Karl August von Hardenberg, Staatskanzler und Delegationsleiter

Wilhelm von Humboldt, rechte Hand von Hardenberg

Bayern

Maximilian Josef, König von Bayern u. von Napoleons Gnaden

Karoline Friederike von Baden, Königin von Bayern

Ludwig Karl August, Kronprinz von Bayern, schwerhörig

Karl Theodor, Prinz von Bayern

Eugèn Rose de Beauharnais, Adoptivsohn Napoleons, Schwiegersohn von Max

Großbritannien

Henry Robert Stewart Castlereagh, Viscount of Londonderry

Lord Charles William Stewart, Botschafter in Wien, genannt Lord Pumpernickel

Arthur Wellesley Duc Marquis and Count of Wellington, Feldherr Großbritanniens und Nachfolger Castlereaghs

Frankreich

Charles Maurice de Talleyrand - Périgord, ehemaliger Bischoff, vom Papst entlassen, diente vor und nach der Revolution in den verschiedensten Ämtern als Regierungschef auch für Napoleon, wurde Außenminister unter Ludwig XVIII und Delegationsleiter Frankreichs

Dorothea von Talleyrand- Pèrigord, Frau des Neffen Talleyrands.
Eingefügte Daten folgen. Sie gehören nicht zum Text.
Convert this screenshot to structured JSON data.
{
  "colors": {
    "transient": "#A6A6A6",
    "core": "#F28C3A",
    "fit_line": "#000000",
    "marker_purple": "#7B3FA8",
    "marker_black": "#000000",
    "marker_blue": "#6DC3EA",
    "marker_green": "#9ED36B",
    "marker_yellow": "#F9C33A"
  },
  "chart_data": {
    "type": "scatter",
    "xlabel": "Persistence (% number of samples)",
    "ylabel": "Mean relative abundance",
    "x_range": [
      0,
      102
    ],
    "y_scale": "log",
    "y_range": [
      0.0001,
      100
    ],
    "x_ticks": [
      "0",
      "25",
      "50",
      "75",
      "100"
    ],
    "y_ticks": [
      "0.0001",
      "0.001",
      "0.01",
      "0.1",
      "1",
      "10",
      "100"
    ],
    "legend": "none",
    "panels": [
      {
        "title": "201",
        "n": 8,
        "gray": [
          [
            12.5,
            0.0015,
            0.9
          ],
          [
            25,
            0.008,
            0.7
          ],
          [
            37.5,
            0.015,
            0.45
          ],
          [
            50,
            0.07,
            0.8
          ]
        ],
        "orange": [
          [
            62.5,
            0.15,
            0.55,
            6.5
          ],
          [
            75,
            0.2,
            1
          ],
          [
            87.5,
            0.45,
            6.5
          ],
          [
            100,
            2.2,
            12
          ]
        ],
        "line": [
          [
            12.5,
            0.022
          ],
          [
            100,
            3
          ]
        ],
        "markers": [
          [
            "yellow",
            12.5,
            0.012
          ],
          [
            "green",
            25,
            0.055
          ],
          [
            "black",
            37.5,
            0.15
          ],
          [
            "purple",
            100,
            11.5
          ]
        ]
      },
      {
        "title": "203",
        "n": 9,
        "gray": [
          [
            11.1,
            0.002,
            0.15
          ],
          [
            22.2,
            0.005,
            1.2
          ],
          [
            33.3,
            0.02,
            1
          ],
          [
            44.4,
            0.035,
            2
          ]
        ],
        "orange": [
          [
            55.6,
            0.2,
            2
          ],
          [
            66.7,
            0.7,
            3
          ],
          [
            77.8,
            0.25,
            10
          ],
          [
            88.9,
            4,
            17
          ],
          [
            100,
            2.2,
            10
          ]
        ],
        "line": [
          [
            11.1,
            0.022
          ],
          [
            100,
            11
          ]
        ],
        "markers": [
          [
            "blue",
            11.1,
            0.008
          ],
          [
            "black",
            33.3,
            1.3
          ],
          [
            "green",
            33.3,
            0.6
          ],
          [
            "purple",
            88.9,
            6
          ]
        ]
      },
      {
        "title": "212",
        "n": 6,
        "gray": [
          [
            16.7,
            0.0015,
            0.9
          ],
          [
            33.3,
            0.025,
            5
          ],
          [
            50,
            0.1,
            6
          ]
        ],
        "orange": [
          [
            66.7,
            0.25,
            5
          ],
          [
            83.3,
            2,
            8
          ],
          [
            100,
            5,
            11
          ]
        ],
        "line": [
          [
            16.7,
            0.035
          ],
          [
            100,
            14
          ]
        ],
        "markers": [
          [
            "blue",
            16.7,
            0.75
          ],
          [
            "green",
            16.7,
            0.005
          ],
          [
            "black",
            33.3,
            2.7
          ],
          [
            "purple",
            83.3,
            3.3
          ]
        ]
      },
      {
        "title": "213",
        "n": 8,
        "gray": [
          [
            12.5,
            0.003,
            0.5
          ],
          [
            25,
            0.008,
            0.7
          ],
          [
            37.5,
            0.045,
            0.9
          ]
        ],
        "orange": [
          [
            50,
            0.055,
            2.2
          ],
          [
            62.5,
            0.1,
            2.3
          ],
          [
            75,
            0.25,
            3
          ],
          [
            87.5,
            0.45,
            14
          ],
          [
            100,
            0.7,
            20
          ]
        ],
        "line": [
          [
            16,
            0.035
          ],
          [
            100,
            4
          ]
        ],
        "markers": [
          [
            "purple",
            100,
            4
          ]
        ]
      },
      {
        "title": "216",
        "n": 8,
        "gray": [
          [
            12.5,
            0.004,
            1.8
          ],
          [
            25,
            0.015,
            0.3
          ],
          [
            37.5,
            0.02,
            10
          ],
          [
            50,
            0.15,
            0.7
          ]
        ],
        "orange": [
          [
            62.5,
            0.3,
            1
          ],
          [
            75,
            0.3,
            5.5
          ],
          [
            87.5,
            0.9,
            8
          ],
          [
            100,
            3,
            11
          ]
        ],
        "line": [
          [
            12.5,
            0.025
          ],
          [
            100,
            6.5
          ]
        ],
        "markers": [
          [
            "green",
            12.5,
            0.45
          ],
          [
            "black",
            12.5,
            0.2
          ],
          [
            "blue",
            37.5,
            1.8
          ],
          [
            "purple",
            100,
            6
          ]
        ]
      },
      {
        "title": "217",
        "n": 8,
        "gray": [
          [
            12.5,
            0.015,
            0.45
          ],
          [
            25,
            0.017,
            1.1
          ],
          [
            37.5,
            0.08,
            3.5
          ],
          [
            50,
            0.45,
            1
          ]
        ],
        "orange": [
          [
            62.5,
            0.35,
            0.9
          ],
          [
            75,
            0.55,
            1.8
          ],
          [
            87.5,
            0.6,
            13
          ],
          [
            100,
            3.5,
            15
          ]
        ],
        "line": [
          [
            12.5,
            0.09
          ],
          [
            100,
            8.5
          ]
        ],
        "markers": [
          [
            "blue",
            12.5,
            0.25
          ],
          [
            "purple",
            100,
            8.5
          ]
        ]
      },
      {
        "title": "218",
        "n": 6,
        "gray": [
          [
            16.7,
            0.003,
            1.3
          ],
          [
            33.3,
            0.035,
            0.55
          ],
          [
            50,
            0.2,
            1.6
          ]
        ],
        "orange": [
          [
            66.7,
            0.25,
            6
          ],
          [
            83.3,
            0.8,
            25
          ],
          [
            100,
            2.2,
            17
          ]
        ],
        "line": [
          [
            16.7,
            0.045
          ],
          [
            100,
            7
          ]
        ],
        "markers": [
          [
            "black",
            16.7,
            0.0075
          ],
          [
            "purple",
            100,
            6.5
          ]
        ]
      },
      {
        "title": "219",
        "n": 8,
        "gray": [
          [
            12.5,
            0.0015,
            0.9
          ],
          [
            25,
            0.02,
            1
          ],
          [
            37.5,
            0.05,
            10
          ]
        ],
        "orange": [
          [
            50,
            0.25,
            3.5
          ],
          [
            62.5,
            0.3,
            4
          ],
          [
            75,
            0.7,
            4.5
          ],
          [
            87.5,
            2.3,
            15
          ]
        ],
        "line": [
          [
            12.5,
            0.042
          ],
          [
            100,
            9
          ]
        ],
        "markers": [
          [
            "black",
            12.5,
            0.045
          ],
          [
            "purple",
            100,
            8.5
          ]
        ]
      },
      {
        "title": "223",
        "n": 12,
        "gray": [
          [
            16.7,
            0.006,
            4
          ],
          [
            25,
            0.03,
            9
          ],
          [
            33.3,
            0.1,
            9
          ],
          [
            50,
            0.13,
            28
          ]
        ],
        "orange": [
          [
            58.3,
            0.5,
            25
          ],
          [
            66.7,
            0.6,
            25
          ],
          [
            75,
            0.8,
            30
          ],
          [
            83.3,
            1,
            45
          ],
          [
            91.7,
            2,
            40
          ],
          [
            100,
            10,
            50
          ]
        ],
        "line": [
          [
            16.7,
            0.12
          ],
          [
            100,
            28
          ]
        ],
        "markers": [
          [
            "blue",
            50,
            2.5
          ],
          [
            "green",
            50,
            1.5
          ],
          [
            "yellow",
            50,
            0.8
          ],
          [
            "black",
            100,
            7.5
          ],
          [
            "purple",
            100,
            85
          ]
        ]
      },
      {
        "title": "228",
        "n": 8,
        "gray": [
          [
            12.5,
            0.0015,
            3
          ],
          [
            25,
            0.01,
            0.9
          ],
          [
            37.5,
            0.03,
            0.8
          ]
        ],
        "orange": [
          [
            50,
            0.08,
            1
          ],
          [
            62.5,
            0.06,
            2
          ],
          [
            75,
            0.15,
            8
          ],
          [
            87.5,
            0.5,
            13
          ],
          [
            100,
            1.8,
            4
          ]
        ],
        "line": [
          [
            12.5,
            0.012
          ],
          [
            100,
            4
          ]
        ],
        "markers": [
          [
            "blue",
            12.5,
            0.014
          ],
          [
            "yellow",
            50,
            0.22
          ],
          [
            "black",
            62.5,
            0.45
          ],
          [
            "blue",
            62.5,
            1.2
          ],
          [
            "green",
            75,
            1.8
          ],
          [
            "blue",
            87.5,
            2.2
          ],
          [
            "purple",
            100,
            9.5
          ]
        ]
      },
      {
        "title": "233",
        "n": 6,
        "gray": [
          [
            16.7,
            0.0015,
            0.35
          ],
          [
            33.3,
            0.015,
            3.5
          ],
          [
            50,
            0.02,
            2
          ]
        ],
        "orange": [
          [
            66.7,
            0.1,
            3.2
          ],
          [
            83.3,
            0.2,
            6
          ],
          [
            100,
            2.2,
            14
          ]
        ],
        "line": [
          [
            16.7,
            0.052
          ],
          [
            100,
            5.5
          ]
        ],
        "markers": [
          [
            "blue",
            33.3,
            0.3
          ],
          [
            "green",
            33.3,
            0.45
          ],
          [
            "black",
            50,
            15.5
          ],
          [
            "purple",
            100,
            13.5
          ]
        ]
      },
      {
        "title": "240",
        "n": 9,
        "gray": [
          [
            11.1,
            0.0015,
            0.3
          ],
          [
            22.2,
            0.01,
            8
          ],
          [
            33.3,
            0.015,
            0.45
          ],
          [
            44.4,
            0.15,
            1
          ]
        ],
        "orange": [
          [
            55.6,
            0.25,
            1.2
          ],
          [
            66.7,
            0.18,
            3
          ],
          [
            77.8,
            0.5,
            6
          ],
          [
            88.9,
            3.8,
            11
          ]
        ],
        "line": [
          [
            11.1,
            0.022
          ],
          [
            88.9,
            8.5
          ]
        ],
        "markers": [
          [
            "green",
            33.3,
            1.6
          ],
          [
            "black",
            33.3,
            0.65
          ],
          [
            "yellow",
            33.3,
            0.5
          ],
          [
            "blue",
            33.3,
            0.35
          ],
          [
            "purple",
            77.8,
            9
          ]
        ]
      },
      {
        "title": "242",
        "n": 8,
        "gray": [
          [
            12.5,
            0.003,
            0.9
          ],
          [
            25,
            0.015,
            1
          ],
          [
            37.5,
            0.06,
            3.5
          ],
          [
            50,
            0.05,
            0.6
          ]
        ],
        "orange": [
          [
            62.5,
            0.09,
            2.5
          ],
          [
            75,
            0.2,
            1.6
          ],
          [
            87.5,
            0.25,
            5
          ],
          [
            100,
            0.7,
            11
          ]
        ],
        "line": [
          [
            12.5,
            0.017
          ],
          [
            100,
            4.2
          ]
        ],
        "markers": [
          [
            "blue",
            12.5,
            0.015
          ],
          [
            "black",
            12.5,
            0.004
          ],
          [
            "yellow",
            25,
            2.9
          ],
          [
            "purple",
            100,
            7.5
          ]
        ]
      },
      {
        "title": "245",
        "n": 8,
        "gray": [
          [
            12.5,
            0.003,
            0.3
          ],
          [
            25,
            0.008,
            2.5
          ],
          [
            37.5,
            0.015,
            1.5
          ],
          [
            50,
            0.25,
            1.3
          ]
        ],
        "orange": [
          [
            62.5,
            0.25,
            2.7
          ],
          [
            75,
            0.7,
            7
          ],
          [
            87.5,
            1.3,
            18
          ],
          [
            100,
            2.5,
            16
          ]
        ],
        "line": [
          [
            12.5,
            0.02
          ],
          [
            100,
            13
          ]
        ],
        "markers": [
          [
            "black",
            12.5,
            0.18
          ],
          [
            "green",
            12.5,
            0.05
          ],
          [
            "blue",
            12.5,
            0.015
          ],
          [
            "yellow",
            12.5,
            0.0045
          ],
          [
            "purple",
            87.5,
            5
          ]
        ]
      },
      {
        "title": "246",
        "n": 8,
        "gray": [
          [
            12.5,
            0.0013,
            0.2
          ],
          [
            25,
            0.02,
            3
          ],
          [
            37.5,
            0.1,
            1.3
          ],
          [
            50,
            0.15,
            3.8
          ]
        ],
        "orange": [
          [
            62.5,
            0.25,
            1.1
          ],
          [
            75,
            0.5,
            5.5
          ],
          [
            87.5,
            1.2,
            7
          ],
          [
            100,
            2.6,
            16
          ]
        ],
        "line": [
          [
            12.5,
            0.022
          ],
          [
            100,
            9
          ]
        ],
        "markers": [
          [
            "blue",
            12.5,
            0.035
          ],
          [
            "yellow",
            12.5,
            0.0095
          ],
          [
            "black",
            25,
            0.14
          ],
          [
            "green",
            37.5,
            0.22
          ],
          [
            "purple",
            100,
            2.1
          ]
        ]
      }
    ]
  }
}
Führte anstelle der Ehefrau Talleyrands in Wien den Haushalt und übernahm Sekretariatsaufgaben der Gesandtschaft.

Dänemark

Friedrich VI., König von Dänemark

Margarete Berger, gab sich als Königin von Dänemark aus

Württemberg

Friedrich, König von Württemberg und von Napoleons Gnaden, das Monster

Wilhelm, Kronprinz von Württemberg, vermählte sich mit der Tochter des bayerischen Königs, schickte sie aber zurück. Gehasst vom bayerischen Kronprinzen

Hofbedienstete

Ferdinand von Trautmannsdorff, Obersthofmeister

Johann Josef Maria von Wilcek, Obersthofmarschall

Johann Josef Robert von Trautmannsdorff, Oberstallmeister

Rudolf von Wrbna – Freudenthal, Oberstkämmerer

Franz Hager Baron von Allentsteig, Präsident der Polizei Hofstelle

Die vornehmen Damen

Molly Zichy-Ferraris, Gräfin, weigerte sich eine Million an den Zaren zurückzuzahlen.

Julie Zichy, Schwiegertochter des Ministers Karl Graf Zichy-Vásonykeö. Wurde vom preußischen König angehimmelt.

Auch die Töchter des Grafen schäkerten und verwöhnten die illustren Gäste.

Franziska (Fanny) Arnstein, Frau des jüdischen Bankiers Nathan Adam Arnstein, führte eine Salon in Wien mit illustren Gästen.

Wilhelmine Herzogin von Kurland-Sagan, führte mit ihren Schwestern einen sehr begehrten Salon, Alexander und Metternich hatten eine Liaison mit ihr.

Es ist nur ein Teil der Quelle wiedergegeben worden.